The global church in an English village
The Londoners who come to Aylesford as pilgrims are an impressively polychrome microcosm of Christianity.
I once suggested that if the Roman Catholic Church ever chose a single motto, an excellent candidate might be Iter semper (always traveling). That is particularly true today, when the church in Europe is passing through so many crises and yet is being constantly revived and strengthened by new arrivals.

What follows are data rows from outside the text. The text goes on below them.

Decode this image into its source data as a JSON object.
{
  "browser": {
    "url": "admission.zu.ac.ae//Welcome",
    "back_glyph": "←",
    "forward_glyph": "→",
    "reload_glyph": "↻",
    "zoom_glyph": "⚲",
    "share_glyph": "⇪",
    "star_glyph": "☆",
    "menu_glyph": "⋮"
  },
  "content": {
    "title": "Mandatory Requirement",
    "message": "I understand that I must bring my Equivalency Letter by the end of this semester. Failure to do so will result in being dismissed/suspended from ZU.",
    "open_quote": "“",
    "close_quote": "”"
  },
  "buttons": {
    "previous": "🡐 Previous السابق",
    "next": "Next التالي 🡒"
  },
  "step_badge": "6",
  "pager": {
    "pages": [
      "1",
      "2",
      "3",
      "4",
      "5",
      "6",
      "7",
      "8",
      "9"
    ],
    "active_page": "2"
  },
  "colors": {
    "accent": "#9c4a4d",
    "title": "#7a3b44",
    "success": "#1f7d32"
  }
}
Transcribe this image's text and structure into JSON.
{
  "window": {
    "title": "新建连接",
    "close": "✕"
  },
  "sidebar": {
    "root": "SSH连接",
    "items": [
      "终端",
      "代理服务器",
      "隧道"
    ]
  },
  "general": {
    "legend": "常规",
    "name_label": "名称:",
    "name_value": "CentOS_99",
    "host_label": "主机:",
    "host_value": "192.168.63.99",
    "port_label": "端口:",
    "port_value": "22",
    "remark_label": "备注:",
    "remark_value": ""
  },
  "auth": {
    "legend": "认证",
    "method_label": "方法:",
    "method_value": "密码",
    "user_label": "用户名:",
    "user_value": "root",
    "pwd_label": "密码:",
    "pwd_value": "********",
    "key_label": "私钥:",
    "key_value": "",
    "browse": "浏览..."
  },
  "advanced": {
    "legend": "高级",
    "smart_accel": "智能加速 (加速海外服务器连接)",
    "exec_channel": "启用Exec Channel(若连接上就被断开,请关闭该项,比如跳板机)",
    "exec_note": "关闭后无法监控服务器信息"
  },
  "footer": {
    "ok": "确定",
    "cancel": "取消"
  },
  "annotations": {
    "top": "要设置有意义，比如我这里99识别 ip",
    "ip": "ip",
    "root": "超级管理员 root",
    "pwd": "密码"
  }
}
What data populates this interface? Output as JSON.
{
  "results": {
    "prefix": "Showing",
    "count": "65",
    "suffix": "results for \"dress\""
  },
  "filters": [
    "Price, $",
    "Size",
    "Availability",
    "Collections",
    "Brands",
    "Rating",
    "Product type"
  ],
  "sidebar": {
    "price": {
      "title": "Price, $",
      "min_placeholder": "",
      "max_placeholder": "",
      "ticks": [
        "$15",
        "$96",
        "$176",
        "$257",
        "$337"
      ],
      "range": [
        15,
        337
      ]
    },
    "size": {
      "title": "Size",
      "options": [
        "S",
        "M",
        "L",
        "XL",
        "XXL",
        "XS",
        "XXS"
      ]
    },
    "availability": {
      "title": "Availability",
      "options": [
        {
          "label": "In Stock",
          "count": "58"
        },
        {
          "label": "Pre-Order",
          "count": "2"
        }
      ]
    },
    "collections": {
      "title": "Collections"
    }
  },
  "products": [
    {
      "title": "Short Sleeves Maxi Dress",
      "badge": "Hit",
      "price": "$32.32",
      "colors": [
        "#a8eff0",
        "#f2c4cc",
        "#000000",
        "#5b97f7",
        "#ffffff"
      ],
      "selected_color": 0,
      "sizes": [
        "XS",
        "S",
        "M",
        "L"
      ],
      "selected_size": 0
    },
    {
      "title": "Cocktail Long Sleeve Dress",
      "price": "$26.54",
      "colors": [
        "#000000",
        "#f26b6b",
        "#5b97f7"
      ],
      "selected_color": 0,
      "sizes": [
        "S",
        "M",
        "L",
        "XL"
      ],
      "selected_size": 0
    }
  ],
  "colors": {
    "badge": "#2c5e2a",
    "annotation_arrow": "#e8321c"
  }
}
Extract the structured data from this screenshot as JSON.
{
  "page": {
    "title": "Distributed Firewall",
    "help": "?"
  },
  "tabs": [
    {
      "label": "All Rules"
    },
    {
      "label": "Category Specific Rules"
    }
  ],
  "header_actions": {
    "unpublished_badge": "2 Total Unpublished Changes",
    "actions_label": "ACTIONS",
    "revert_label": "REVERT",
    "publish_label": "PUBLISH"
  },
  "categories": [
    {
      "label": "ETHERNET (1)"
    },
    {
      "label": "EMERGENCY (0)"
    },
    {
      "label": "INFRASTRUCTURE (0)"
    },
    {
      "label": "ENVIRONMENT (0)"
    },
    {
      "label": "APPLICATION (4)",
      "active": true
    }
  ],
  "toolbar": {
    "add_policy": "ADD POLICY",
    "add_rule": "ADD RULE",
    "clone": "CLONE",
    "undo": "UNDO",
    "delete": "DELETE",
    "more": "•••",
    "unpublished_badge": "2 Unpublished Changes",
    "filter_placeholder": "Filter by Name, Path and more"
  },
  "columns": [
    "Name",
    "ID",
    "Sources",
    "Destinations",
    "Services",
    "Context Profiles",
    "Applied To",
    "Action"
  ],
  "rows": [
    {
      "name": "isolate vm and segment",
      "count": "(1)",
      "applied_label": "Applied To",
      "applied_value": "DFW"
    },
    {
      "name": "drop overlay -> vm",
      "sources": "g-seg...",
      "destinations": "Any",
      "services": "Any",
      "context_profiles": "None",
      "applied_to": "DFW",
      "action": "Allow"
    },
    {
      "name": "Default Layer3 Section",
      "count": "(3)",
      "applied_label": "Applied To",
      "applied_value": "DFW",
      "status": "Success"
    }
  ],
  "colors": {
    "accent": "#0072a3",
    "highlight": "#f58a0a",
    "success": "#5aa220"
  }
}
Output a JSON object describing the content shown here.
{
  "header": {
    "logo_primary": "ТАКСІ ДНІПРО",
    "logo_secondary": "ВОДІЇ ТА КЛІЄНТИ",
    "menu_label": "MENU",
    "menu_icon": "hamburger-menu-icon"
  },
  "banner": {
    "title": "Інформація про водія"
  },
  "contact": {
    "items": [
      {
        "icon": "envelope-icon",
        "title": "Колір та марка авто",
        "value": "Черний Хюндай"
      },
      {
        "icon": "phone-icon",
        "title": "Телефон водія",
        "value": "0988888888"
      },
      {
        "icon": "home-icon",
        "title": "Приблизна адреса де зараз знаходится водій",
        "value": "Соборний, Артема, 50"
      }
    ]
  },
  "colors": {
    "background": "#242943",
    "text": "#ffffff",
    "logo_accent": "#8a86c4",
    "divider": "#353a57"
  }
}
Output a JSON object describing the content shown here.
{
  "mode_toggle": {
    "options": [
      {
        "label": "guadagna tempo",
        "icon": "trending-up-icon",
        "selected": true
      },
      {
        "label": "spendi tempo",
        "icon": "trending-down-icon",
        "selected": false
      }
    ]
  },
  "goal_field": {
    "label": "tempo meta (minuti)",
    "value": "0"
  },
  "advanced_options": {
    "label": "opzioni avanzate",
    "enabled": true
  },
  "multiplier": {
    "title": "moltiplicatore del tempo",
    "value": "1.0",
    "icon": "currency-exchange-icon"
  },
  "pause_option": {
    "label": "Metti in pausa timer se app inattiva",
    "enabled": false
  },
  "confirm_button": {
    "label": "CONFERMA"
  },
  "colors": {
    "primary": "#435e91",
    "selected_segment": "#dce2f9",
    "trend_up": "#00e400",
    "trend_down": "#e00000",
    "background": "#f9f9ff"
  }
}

As one representative illustration, look at the popular English pilgrimage site of Aylesford, in Kent. There, in 1240, English Christians imported the Carmelite tradition from the Holy Land and established a house in that order. Aylesford was, in a sense, an immigrant foundation. An early prior was Simon Stock, who became a venerated saint. After centuries of secular use, the house once again became a pilgrimage destination in the 1950s, at first on a limited scale. The real explosion came at the end of the century, when Aylesford started attracting crowds drawn chiefly from newer ethnic and immigrant groups from the Greater London area.
During one of the many pilgrimages in any given year, Aylesford looks like an impressively polychrome microcosm of the universal church. Among the many specialized events held in 2020 were gatherings intended for Indians (with separate days set aside for Tamils, Goans, and Keralans), as well as Nigerians, Brazilians, Italians, Portuguese, and Poles. A generic Caribbean event is one of the most popular. The faithful can incorporate several historic shrines in a substantial walk through Kent, the Augustine Camino, named for the celebrated Spanish route to Santiago.